Karier Kang Ibing diawali pada 1975. Saat itu, sutradara Tutty Suprapto menjadikanya aktor utama pada film “Si Kabayan”. Lalu, karier filmnya pun merambah, antara lain dalam fiilm “Ateng The Godfather” (1976), “Bang Kojak” (1977), “Si Kabayan dan Gadis Kota” (1989), “Boss Carmad” (1990), “Komar Si Glen Kemon Mudik” (1990), “Warisan Terlarang” (1990) dan “Di Sana Senang Di Sini Senang” (1990), dll. Ia pun dikenal sebagai penyiar di Radio Mara FM Bandung. Siarannya setiap malam Jumat kerap ditunggu oleh para penggemarnya. Bahkan, tak sedikit siarannya direkam untuk dijadikan koleksi. Tak heran jika sekarang pun kita masih bisa mendengarkan cerita-cerita bobodoran Kang Ibing di internet. Hal ini karena rekaman siarannya banyak yang mengunggah ke dunia maya.

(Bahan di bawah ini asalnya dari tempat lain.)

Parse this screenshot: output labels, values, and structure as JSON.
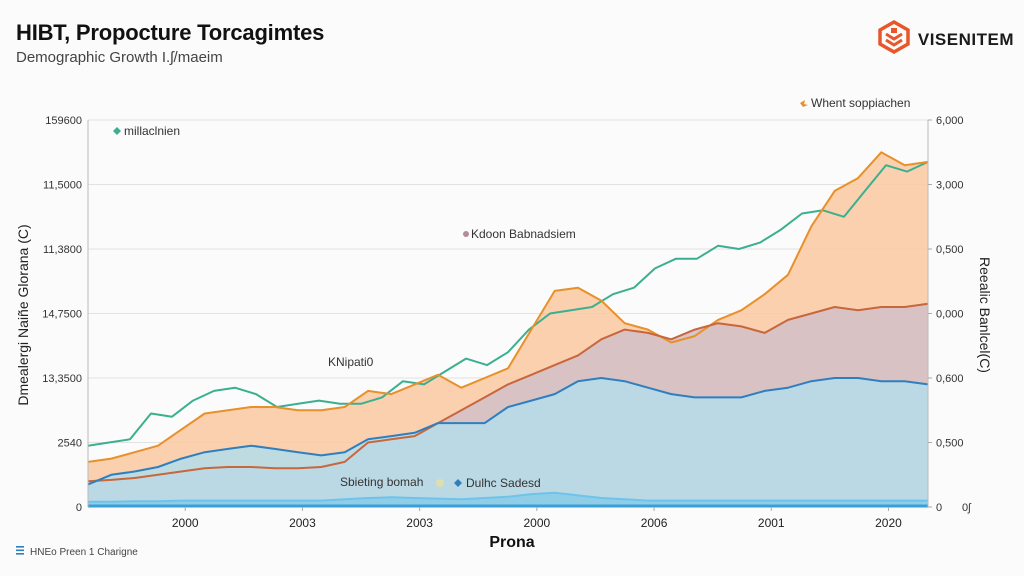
{
  "header": {
    "title": "HIBT, Propocture Torcagimtes",
    "subtitle": "Demographic Growth I.ʃ/maeim"
  },
  "brand": {
    "name": "VISENITEM",
    "logo_icon": "hexagon-cube-logo-icon",
    "logo_color": "#e8562a"
  },
  "footnote": {
    "icon": "list-icon",
    "text": "HNEo Preen 1 Charigne"
  },
  "chart_data": {
    "type": "area",
    "title": "HIBT, Propocture Torcagimtes",
    "subtitle": "Demographic Growth I.ʃ/maeim",
    "xlabel": "Prona",
    "ylabel": "Dmealergi Naiñe Glorana (C)",
    "y2label": "Reealic Banlcel(C)",
    "x_tick_labels": [
      "2000",
      "2003",
      "2003",
      "2000",
      "2006",
      "2001",
      "2020"
    ],
    "x_index_range": [
      0,
      40
    ],
    "x_tick_positions": [
      6,
      12,
      18,
      24,
      30,
      36,
      42
    ],
    "y_tick_labels": [
      "0",
      "2540",
      "13,3500",
      "14,7500",
      "11,3800",
      "11,5000",
      "159600"
    ],
    "y_range": [
      0,
      6
    ],
    "y2_tick_labels": [
      "0",
      "0,500",
      "0,600",
      "0,000",
      "0,500",
      "3,000",
      "6,000"
    ],
    "y2_range": [
      0,
      6
    ],
    "grid": true,
    "colors": {
      "teal": "#3bb08f",
      "orange": "#e8902a",
      "orange_fill": "#f9cba6",
      "rust": "#c8663c",
      "mauve_fill": "#d5c0c6",
      "blue": "#2f7fbf",
      "blue_fill": "#b7dbe8",
      "base": "#6ec3ea"
    },
    "annotations": [
      {
        "text": "millaclnien",
        "marker": "teal-diamond",
        "color": "#3bb08f"
      },
      {
        "text": "Whent soppiachen",
        "marker": "orange-leaf",
        "color": "#e8902a"
      },
      {
        "text": "Kdoon Babnadsiem",
        "marker": "mauve-dot",
        "color": "#b58a9a"
      },
      {
        "text": "KNipati0",
        "marker": "none",
        "color": "#333333"
      },
      {
        "text": "Sbieting bomah",
        "marker": "none",
        "color": "#333333"
      },
      {
        "text": "Dulhc Sadesd",
        "marker": "blue-diamond",
        "color": "#2f7fbf"
      }
    ],
    "series": [
      {
        "name": "millaclnien",
        "type": "line",
        "color": "#3bb08f",
        "values": [
          0.95,
          1.0,
          1.05,
          1.45,
          1.4,
          1.65,
          1.8,
          1.85,
          1.75,
          1.55,
          1.6,
          1.65,
          1.6,
          1.6,
          1.7,
          1.95,
          1.9,
          2.1,
          2.3,
          2.2,
          2.4,
          2.75,
          3.0,
          3.05,
          3.1,
          3.3,
          3.4,
          3.7,
          3.85,
          3.85,
          4.05,
          4.0,
          4.1,
          4.3,
          4.55,
          4.6,
          4.5,
          4.9,
          5.3,
          5.2,
          5.35
        ]
      },
      {
        "name": "Whent soppiachen",
        "type": "area",
        "color": "#e8902a",
        "values": [
          0.7,
          0.75,
          0.85,
          0.95,
          1.2,
          1.45,
          1.5,
          1.55,
          1.55,
          1.5,
          1.5,
          1.55,
          1.8,
          1.75,
          1.9,
          2.05,
          1.85,
          2.0,
          2.15,
          2.75,
          3.35,
          3.4,
          3.2,
          2.85,
          2.75,
          2.55,
          2.65,
          2.9,
          3.05,
          3.3,
          3.6,
          4.35,
          4.9,
          5.1,
          5.5,
          5.3,
          5.35
        ]
      },
      {
        "name": "Kdoon Babnadsiem",
        "type": "area",
        "color": "#c8663c",
        "values": [
          0.4,
          0.42,
          0.45,
          0.5,
          0.55,
          0.6,
          0.62,
          0.62,
          0.6,
          0.6,
          0.62,
          0.7,
          1.0,
          1.05,
          1.1,
          1.3,
          1.5,
          1.7,
          1.9,
          2.05,
          2.2,
          2.35,
          2.6,
          2.75,
          2.7,
          2.6,
          2.75,
          2.85,
          2.8,
          2.7,
          2.9,
          3.0,
          3.1,
          3.05,
          3.1,
          3.1,
          3.15
        ]
      },
      {
        "name": "Dulhc Sadesd",
        "type": "area",
        "color": "#2f7fbf",
        "values": [
          0.35,
          0.5,
          0.55,
          0.62,
          0.75,
          0.85,
          0.9,
          0.95,
          0.9,
          0.85,
          0.8,
          0.85,
          1.05,
          1.1,
          1.15,
          1.3,
          1.3,
          1.3,
          1.55,
          1.65,
          1.75,
          1.95,
          2.0,
          1.95,
          1.85,
          1.75,
          1.7,
          1.7,
          1.7,
          1.8,
          1.85,
          1.95,
          2.0,
          2.0,
          1.95,
          1.95,
          1.9
        ]
      },
      {
        "name": "Sbieting bomah",
        "type": "area",
        "color": "#6ec3ea",
        "values": [
          0.08,
          0.08,
          0.09,
          0.09,
          0.1,
          0.1,
          0.1,
          0.1,
          0.1,
          0.1,
          0.1,
          0.12,
          0.14,
          0.15,
          0.14,
          0.13,
          0.12,
          0.14,
          0.16,
          0.2,
          0.22,
          0.18,
          0.14,
          0.12,
          0.1,
          0.1,
          0.1,
          0.1,
          0.1,
          0.1,
          0.1,
          0.1,
          0.1,
          0.1,
          0.1,
          0.1,
          0.1
        ]
      }
    ]
  }
}
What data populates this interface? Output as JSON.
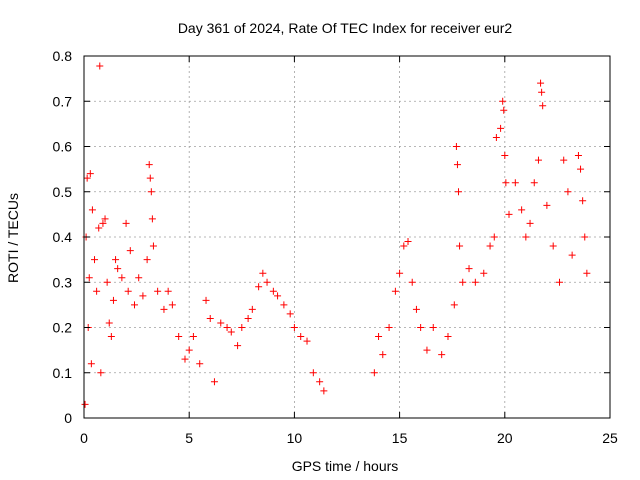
{
  "chart_data": {
    "type": "scatter",
    "title": "Day 361 of 2024, Rate Of TEC Index for receiver eur2",
    "xlabel": "GPS time / hours",
    "ylabel": "ROTI / TECUs",
    "xlim": [
      0,
      25
    ],
    "ylim": [
      0,
      0.8
    ],
    "xticks": [
      "0",
      "5",
      "10",
      "15",
      "20",
      "25"
    ],
    "yticks": [
      "0",
      "0.1",
      "0.2",
      "0.3",
      "0.4",
      "0.5",
      "0.6",
      "0.7",
      "0.8"
    ],
    "grid": true,
    "marker": "plus",
    "color": "#ff0000",
    "series": [
      {
        "points": [
          [
            0.05,
            0.03
          ],
          [
            0.1,
            0.4
          ],
          [
            0.15,
            0.53
          ],
          [
            0.2,
            0.2
          ],
          [
            0.25,
            0.31
          ],
          [
            0.3,
            0.54
          ],
          [
            0.35,
            0.12
          ],
          [
            0.4,
            0.46
          ],
          [
            0.5,
            0.35
          ],
          [
            0.6,
            0.28
          ],
          [
            0.7,
            0.42
          ],
          [
            0.75,
            0.778
          ],
          [
            0.8,
            0.1
          ],
          [
            0.9,
            0.43
          ],
          [
            1.0,
            0.44
          ],
          [
            1.1,
            0.3
          ],
          [
            1.2,
            0.21
          ],
          [
            1.3,
            0.18
          ],
          [
            1.4,
            0.26
          ],
          [
            1.5,
            0.35
          ],
          [
            1.6,
            0.33
          ],
          [
            1.8,
            0.31
          ],
          [
            2.0,
            0.43
          ],
          [
            2.1,
            0.28
          ],
          [
            2.2,
            0.37
          ],
          [
            2.4,
            0.25
          ],
          [
            2.6,
            0.31
          ],
          [
            2.8,
            0.27
          ],
          [
            3.0,
            0.35
          ],
          [
            3.1,
            0.56
          ],
          [
            3.15,
            0.53
          ],
          [
            3.2,
            0.5
          ],
          [
            3.25,
            0.44
          ],
          [
            3.3,
            0.38
          ],
          [
            3.5,
            0.28
          ],
          [
            3.8,
            0.24
          ],
          [
            4.0,
            0.28
          ],
          [
            4.2,
            0.25
          ],
          [
            4.5,
            0.18
          ],
          [
            4.8,
            0.13
          ],
          [
            5.0,
            0.15
          ],
          [
            5.2,
            0.18
          ],
          [
            5.5,
            0.12
          ],
          [
            5.8,
            0.26
          ],
          [
            6.0,
            0.22
          ],
          [
            6.2,
            0.08
          ],
          [
            6.5,
            0.21
          ],
          [
            6.8,
            0.2
          ],
          [
            7.0,
            0.19
          ],
          [
            7.3,
            0.16
          ],
          [
            7.5,
            0.2
          ],
          [
            7.8,
            0.22
          ],
          [
            8.0,
            0.24
          ],
          [
            8.3,
            0.29
          ],
          [
            8.5,
            0.32
          ],
          [
            8.7,
            0.3
          ],
          [
            9.0,
            0.28
          ],
          [
            9.2,
            0.27
          ],
          [
            9.5,
            0.25
          ],
          [
            9.8,
            0.23
          ],
          [
            10.0,
            0.2
          ],
          [
            10.3,
            0.18
          ],
          [
            10.6,
            0.17
          ],
          [
            10.9,
            0.1
          ],
          [
            11.2,
            0.08
          ],
          [
            11.4,
            0.06
          ],
          [
            13.8,
            0.1
          ],
          [
            14.0,
            0.18
          ],
          [
            14.2,
            0.14
          ],
          [
            14.5,
            0.2
          ],
          [
            14.8,
            0.28
          ],
          [
            15.0,
            0.32
          ],
          [
            15.2,
            0.38
          ],
          [
            15.4,
            0.39
          ],
          [
            15.6,
            0.3
          ],
          [
            15.8,
            0.24
          ],
          [
            16.0,
            0.2
          ],
          [
            16.3,
            0.15
          ],
          [
            16.6,
            0.2
          ],
          [
            17.0,
            0.14
          ],
          [
            17.3,
            0.18
          ],
          [
            17.6,
            0.25
          ],
          [
            17.7,
            0.6
          ],
          [
            17.75,
            0.56
          ],
          [
            17.8,
            0.5
          ],
          [
            17.85,
            0.38
          ],
          [
            18.0,
            0.3
          ],
          [
            18.3,
            0.33
          ],
          [
            18.6,
            0.3
          ],
          [
            19.0,
            0.32
          ],
          [
            19.3,
            0.38
          ],
          [
            19.5,
            0.4
          ],
          [
            19.6,
            0.62
          ],
          [
            19.8,
            0.64
          ],
          [
            19.9,
            0.7
          ],
          [
            19.95,
            0.68
          ],
          [
            20.0,
            0.58
          ],
          [
            20.05,
            0.52
          ],
          [
            20.2,
            0.45
          ],
          [
            20.5,
            0.52
          ],
          [
            20.8,
            0.46
          ],
          [
            21.0,
            0.4
          ],
          [
            21.2,
            0.43
          ],
          [
            21.4,
            0.52
          ],
          [
            21.6,
            0.57
          ],
          [
            21.7,
            0.74
          ],
          [
            21.75,
            0.72
          ],
          [
            21.8,
            0.69
          ],
          [
            22.0,
            0.47
          ],
          [
            22.3,
            0.38
          ],
          [
            22.6,
            0.3
          ],
          [
            22.8,
            0.57
          ],
          [
            23.0,
            0.5
          ],
          [
            23.2,
            0.36
          ],
          [
            23.5,
            0.58
          ],
          [
            23.6,
            0.55
          ],
          [
            23.7,
            0.48
          ],
          [
            23.8,
            0.4
          ],
          [
            23.9,
            0.32
          ]
        ]
      }
    ]
  }
}
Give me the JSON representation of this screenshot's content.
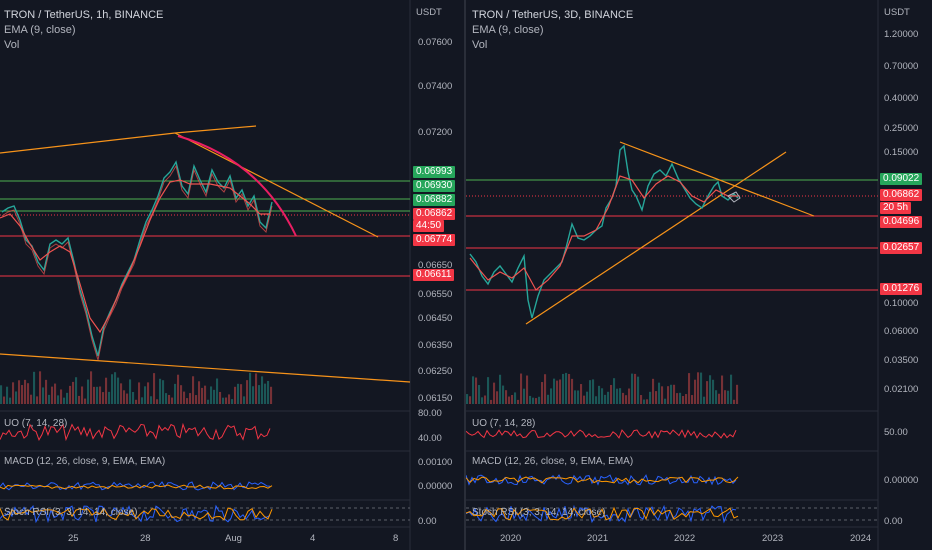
{
  "left": {
    "legend": {
      "title": "TRON / TetherUS, 1h, BINANCE",
      "ema": "EMA (9, close)",
      "vol": "Vol"
    },
    "currency": "USDT",
    "price_axis": [
      "0.07600",
      "0.07400",
      "0.07200",
      "0.06650",
      "0.06550",
      "0.06450",
      "0.06350",
      "0.06250",
      "0.06150"
    ],
    "tags": [
      {
        "text": "0.06993",
        "color": "#26a65b"
      },
      {
        "text": "0.06930",
        "color": "#26a65b"
      },
      {
        "text": "0.06882",
        "color": "#26a65b"
      },
      {
        "text": "0.06862",
        "color": "#f23645"
      },
      {
        "text": "44:50",
        "color": "#f23645"
      },
      {
        "text": "0.06774",
        "color": "#f23645"
      },
      {
        "text": "0.06611",
        "color": "#f23645"
      }
    ],
    "uo_label": "UO (7, 14, 28)",
    "uo_axis": [
      "80.00",
      "40.00"
    ],
    "macd_label": "MACD (12, 26, close, 9, EMA, EMA)",
    "macd_axis": [
      "0.00100",
      "0.00000"
    ],
    "stoch_label": "Stoch RSI (3, 3, 14, 14, close)",
    "stoch_axis": [
      "0.00"
    ],
    "time_axis": [
      "25",
      "28",
      "Aug",
      "4",
      "8"
    ]
  },
  "right": {
    "legend": {
      "title": "TRON / TetherUS, 3D, BINANCE",
      "ema": "EMA (9, close)",
      "vol": "Vol"
    },
    "currency": "USDT",
    "price_axis": [
      "1.20000",
      "0.70000",
      "0.40000",
      "0.25000",
      "0.15000",
      "0.10000",
      "0.06000",
      "0.03500",
      "0.02100"
    ],
    "tags": [
      {
        "text": "0.09022",
        "color": "#26a65b"
      },
      {
        "text": "0.06862",
        "color": "#f23645"
      },
      {
        "text": "20 5h",
        "color": "#f23645"
      },
      {
        "text": "0.04696",
        "color": "#f23645"
      },
      {
        "text": "0.02657",
        "color": "#f23645"
      },
      {
        "text": "0.01276",
        "color": "#f23645"
      }
    ],
    "uo_label": "UO (7, 14, 28)",
    "uo_axis": [
      "50.00"
    ],
    "macd_label": "MACD (12, 26, close, 9, EMA, EMA)",
    "macd_axis": [
      "0.00000"
    ],
    "stoch_label": "Stoch RSI (3, 3, 14, 14, close)",
    "stoch_axis": [
      "0.00"
    ],
    "time_axis": [
      "2020",
      "2021",
      "2022",
      "2023",
      "2024"
    ]
  },
  "colors": {
    "bg": "#131722",
    "up": "#26a69a",
    "down": "#ef5350",
    "orange": "#f7931a",
    "green_line": "#4caf50",
    "red_line": "#f23645",
    "pink": "#e91e63"
  }
}
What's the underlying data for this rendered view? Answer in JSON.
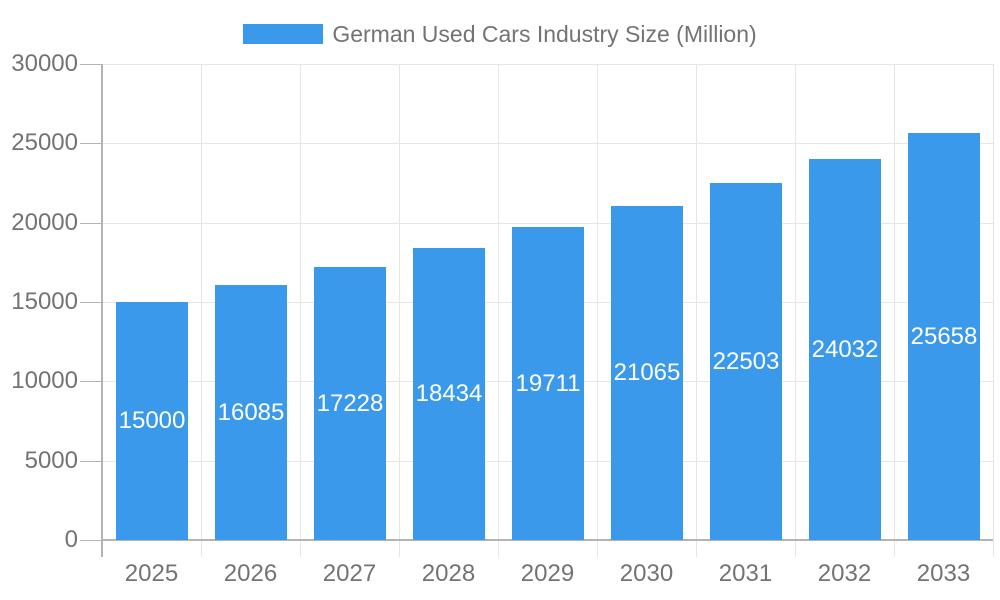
{
  "legend": {
    "label": "German Used Cars Industry Size (Million)",
    "position": "top"
  },
  "colors": {
    "bar": "#3b99ec",
    "grid": "#e6e6e6",
    "axis": "#b3b3b3",
    "text": "#737373",
    "bar_label": "#ffffff",
    "background": "#ffffff"
  },
  "chart_data": {
    "type": "bar",
    "title": "German Used Cars Industry Size (Million)",
    "series": [
      {
        "name": "German Used Cars Industry Size (Million)",
        "values": [
          15000,
          16085,
          17228,
          18434,
          19711,
          21065,
          22503,
          24032,
          25658
        ]
      }
    ],
    "categories": [
      "2025",
      "2026",
      "2027",
      "2028",
      "2029",
      "2030",
      "2031",
      "2032",
      "2033"
    ],
    "values": [
      15000,
      16085,
      17228,
      18434,
      19711,
      21065,
      22503,
      24032,
      25658
    ],
    "value_labels": [
      "15000",
      "16085",
      "17228",
      "18434",
      "19711",
      "21065",
      "22503",
      "24032",
      "25658"
    ],
    "yticks": [
      0,
      5000,
      10000,
      15000,
      20000,
      25000,
      30000
    ],
    "ytick_labels": [
      "0",
      "5000",
      "10000",
      "15000",
      "20000",
      "25000",
      "30000"
    ],
    "ylim": [
      0,
      30000
    ],
    "xlabel": "",
    "ylabel": "",
    "grid": true,
    "legend_position": "top",
    "value_label_position": "inside-center"
  }
}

Pada Ramadhan 2010, Kang Ibing meninggal dunia di Rumah Sakit Al Islam Bandung, Kamis, 19 Agustus 2010 pukul 21.00. Kang Ibing meninggal sekitar pukul 20.45 WIB setelah terjatuh di rumahnya yang terletak di daerah Pandan Wangi, tepatnya di Margawangi Estate Jalan Kencana Wangi No 70 RT 1 RW 13 Kelurahan Cijawura, Kecamatan Buah Batu. Beliau dimakamkan di pemakaman Gunung Puyuh, Kabupaten Sumedang, Jawa Barat.


Beberapa minggu sebelum meninggal, ia sempat mengisi acara di Pameran Buku Bandung 2010 di Gedung Landmark Jalan Braga. Kondisinya sudah terlihat pucat, namun semangatnya saat menyampaikan orasi humor Sunda tidak mencirikan ia tengah dirundung sakit. Saat itu, ia menjadi wakil dari redaksi majalah Humor Sunda Cakakak untuk menyampaikan esensi humor dalam kehidupan manusia. Salah satu yang ia sampaikan  bahwa "humor" Tuhan paling tinggi adalah kematian yang pasti datang dalam diri manusia.